The yen will retain its status as a refuge from financial-market turmoil even amid concern the Bank of Japan will devalue the currency with more stimulus, according to Fred Goodwin, a strategist at State Street Corp.
“The markets are hugely vulnerable to some unknown unknowns,” Goodwin said in a radio interview on “Bloomberg Surveillance” with Tom Keene and Ken Prewitt. The yen is “still the kind of place to bunker your money when you are nervous.”
Investors should buy the yen and sell the euro with the optimism from last week’s European Union summit unlikely to last, Goodwin said. The euro hasn’t traded higher 10 days after the previous meetings concluded, he said.
The Japanese currency slid versus a majority of its 16 most-traded counterparts after Economy Minister Seiji Maehara pressed the central bank yesterday for more stimulus and as U.S. Treasury two-year notes yielded the most since July against their Japanese counterparts.

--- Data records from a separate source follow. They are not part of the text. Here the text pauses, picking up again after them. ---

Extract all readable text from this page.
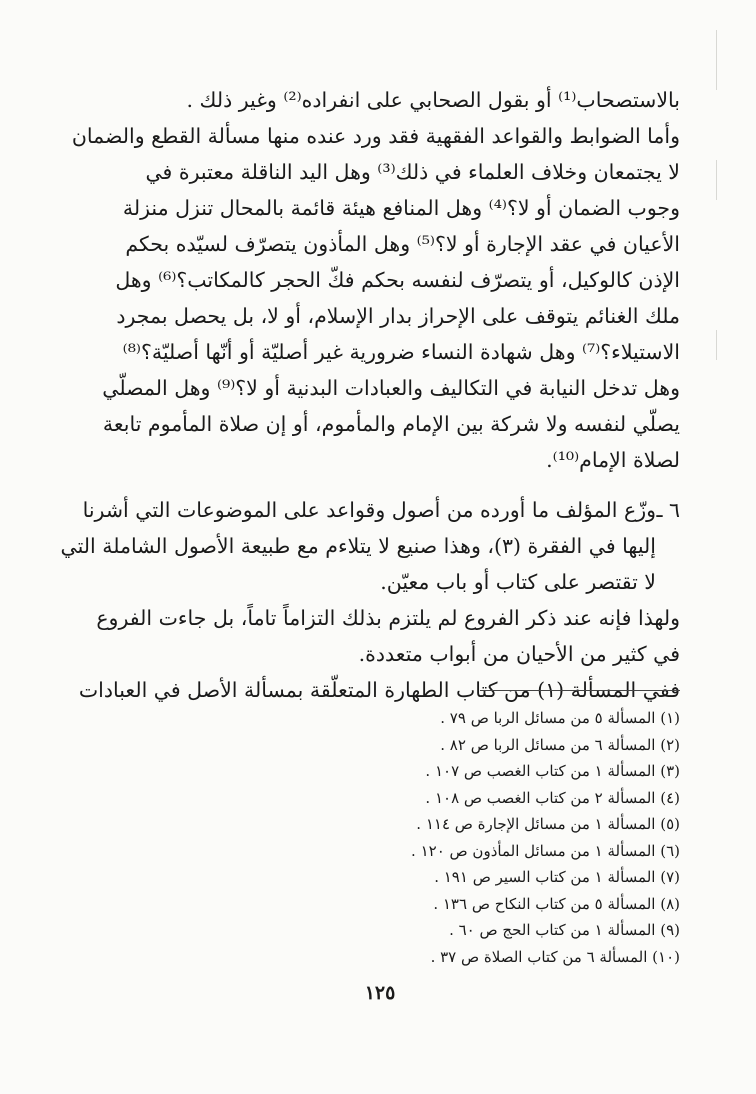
بالاستصحاب⁽¹⁾ أو بقول الصحابي على انفراده⁽²⁾ وغير ذلك .
وأما الضوابط والقواعد الفقهية فقد ورد عنده منها مسألة القطع والضمان
لا يجتمعان وخلاف العلماء في ذلك⁽³⁾ وهل اليد الناقلة معتبرة في
وجوب الضمان أو لا؟⁽⁴⁾ وهل المنافع هيئة قائمة بالمحال تنزل منزلة
الأعيان في عقد الإجارة أو لا؟⁽⁵⁾ وهل المأذون يتصرّف لسيّده بحكم
الإذن كالوكيل، أو يتصرّف لنفسه بحكم فكّ الحجر كالمكاتب؟⁽⁶⁾ وهل
ملك الغنائم يتوقف على الإحراز بدار الإسلام، أو لا، بل يحصل بمجرد
الاستيلاء؟⁽⁷⁾ وهل شهادة النساء ضرورية غير أصليّة أو أنّها أصليّة؟⁽⁸⁾
وهل تدخل النيابة في التكاليف والعبادات البدنية أو لا؟⁽⁹⁾ وهل المصلّي
يصلّي لنفسه ولا شركة بين الإمام والمأموم، أو إن صلاة المأموم تابعة
لصلاة الإمام⁽¹⁰⁾.
٦ ـ
وزّع المؤلف ما أورده من أصول وقواعد على الموضوعات التي أشرنا
إليها في الفقرة (٣)، وهذا صنيع لا يتلاءم مع طبيعة الأصول الشاملة التي
لا تقتصر على كتاب أو باب معيّن.
ولهذا فإنه عند ذكر الفروع لم يلتزم بذلك التزاماً تاماً، بل جاءت الفروع
في كثير من الأحيان من أبواب متعددة.
ففي المسألة (١) من كتاب الطهارة المتعلّقة بمسألة الأصل في العبادات
(١) المسألة ٥ من مسائل الربا ص ٧٩ .
(٢) المسألة ٦ من مسائل الربا ص ٨٢ .
(٣) المسألة ١ من كتاب الغصب ص ١٠٧ .
(٤) المسألة ٢ من كتاب الغصب ص ١٠٨ .
(٥) المسألة ١ من مسائل الإجارة ص ١١٤ .
(٦) المسألة ١ من مسائل المأذون ص ١٢٠ .
(٧) المسألة ١ من كتاب السير ص ١٩١ .
(٨) المسألة ٥ من كتاب النكاح ص ١٣٦ .
(٩) المسألة ١ من كتاب الحج ص ٦٠ .
(١٠) المسألة ٦ من كتاب الصلاة ص ٣٧ .
١٢٥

Japanese exports slid 10.3 percent in September from a year earlier, leaving a trade deficit of 558.6 billion yen ($7 billion), the Finance Ministry said in Tokyo. The median forecast in a Bloomberg News survey was for a 9.9 percent decline. The decrease was the most since May 2011, two months after a magnitude-9 quake struck northeastern Japan.
The Bank of Japan announces its next policy decision on Oct. 30 and will also issue its revised economic projections for the 2012 and 2013 fiscal years and its first set of forecasts for 2014.
Japan’s currency declined 0.8 percent to 104.14 per euro at 1:47 p.m. in New York. It has weakened 2.6 percent against the shared European currency in the past month.
The yen “will reverse the recent losses,'' Goodwin said. The currency is “driven more or less by risk on or risk off.”